Le Gray, the Egyptian

02.12.2018
Gustave Le Gray (1813-1884) - Tombeaux des Califes et types, 1862, Bibliothèque nationale de France, département Estampes et photographie

Gustave Le Gray (1813-1884) - Tombeaux des Califes et types, 1862, Bibliothèque nationale de France, département Estampes et photographie

Gustave Le Gray (1813-1884) is one of the founding fathers of photography. We are discussing him here because of the uniqueness of his orientalism: whereas his contemporaries dreamed about the Orient without ever setting foot there, he was so enthralled by the place that he stayed there for over twenty years and even died there.

There is some mystery surrounding the circumstances that seem to have led Le Gray towards the port of Alexandria when it wasn’t his original purpose when embarking as Alexandre Dumas’s guest on the latter’s schooner in Marseilles on the 9th May 1860.  And there are just as many question marks around the reasons why he stayed in Egypt from the age of 47 until his death at the age of 71. After all, this man had been the official photographer for Napoleon III and his wife Eugenie, respected and acclaimed by his peers as being a pioneering photographer with an experimental and artistic twist to his work. He seems to have been the plaything of predetermination without cogniscant intent.
Emma, Dumas’s boat, was supposed to be going to Genoa. He veered off to Sicily to meet up with the revolutionary Guiseppe Garibaldi, the craftsman of Italian unification, whose forces had just taken Palermo. These two unique people would meet in front of the cathedral in the delapidated city. Le Gray photographed Palermo in ruins and took a stunning portrait of Garibaldi.

Noone quite knows what transpired between Dumas and his guests including Le Gray, who were unceremoniously dumped ashore in Malta. Le Gray then set off for Alexandria. He would never return to France.

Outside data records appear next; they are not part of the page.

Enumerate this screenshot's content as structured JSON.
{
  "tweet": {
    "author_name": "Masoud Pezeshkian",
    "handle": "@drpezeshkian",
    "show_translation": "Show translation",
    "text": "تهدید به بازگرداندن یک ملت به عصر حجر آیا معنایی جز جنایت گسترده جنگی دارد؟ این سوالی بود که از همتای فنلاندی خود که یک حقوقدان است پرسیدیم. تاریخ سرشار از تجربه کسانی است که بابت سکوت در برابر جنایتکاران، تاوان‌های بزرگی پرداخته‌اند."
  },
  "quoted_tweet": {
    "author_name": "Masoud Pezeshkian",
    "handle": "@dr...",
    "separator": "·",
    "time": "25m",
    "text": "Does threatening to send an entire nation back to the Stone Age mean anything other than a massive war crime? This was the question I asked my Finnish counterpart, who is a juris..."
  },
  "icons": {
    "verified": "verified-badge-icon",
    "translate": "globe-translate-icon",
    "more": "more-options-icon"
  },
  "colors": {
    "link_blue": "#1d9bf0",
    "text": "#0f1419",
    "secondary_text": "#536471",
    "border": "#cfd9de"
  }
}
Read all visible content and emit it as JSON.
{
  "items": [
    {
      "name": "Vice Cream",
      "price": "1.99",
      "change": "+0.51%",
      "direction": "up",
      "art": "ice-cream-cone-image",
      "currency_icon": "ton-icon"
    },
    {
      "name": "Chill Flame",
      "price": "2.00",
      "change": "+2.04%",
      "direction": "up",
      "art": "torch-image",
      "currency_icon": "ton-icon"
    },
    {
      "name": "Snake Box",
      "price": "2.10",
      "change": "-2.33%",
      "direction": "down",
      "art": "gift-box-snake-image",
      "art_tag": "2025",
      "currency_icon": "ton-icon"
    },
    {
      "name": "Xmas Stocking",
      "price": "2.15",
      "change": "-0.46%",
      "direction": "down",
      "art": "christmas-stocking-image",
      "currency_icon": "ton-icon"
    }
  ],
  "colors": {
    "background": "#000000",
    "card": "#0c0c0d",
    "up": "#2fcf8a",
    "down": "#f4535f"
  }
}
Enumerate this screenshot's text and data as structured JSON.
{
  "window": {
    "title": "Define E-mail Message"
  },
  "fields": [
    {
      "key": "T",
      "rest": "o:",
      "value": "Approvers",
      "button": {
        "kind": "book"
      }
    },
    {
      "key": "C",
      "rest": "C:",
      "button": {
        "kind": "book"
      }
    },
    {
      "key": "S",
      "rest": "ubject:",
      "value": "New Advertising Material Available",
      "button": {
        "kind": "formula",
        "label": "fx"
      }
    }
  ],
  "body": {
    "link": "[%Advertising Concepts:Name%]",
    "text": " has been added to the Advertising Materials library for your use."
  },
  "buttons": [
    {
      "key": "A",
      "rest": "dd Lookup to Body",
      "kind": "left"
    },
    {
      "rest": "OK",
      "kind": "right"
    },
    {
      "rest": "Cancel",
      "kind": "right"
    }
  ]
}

After a trip to Beirut and Baalbek where he fashioned a studio amongst the ruins of the Temple of Jupiter, he headed off to Damascus before returning to live in Alexandria and finally settling down in Cairo in  1864.

He enjoyed renown and an aura of gratitude as a result of his work which created a strange notability in Egypt. He continued to carry out orders for the continent and took care of his business in Cairo. Before long he had officially photographed Ismaël Pacha, the Pasha of Egypt, whom he accompanied on expeditions in the Nile valley and the desert of Sudan. His photographs are the result of the skilled eye of a master, who captured the gravity of beauty without artifice. He would also become the professor of perspective drawing at the preparatory school for the Polytechnic School in Cairo. Finally he seemed to have spent time, perhaps for financial reasons in his old age, doing portraits of locals, which experts see as heralding the photographers of the following century, in that they captured the essence of  unknown people in full-length portaits or head shots.

He lived in two large palatial dwellings in Cairo surrounded by his drawings and photographs. We don’t know if some of the photographs in his last house at 16 Souq al-Zelat street are of him. Might the woman in one of the shots, squatting on the ground in the courtyard doing the washing, be his Greek partner, with whom he had a daughter?

He never saw his French children again, nor the wife he seems to have left behind… And it is likely that the mismanagement of his affairs in France and subsequent debts went some way to explain his exile. The Orient had gripped him. He died in Cairo and his photographs of Egypt, imbued with their imposing brilliance and buoyant mystery constituted his final work, most of which has been scattered, lost or is randomly waiting to be catalogued.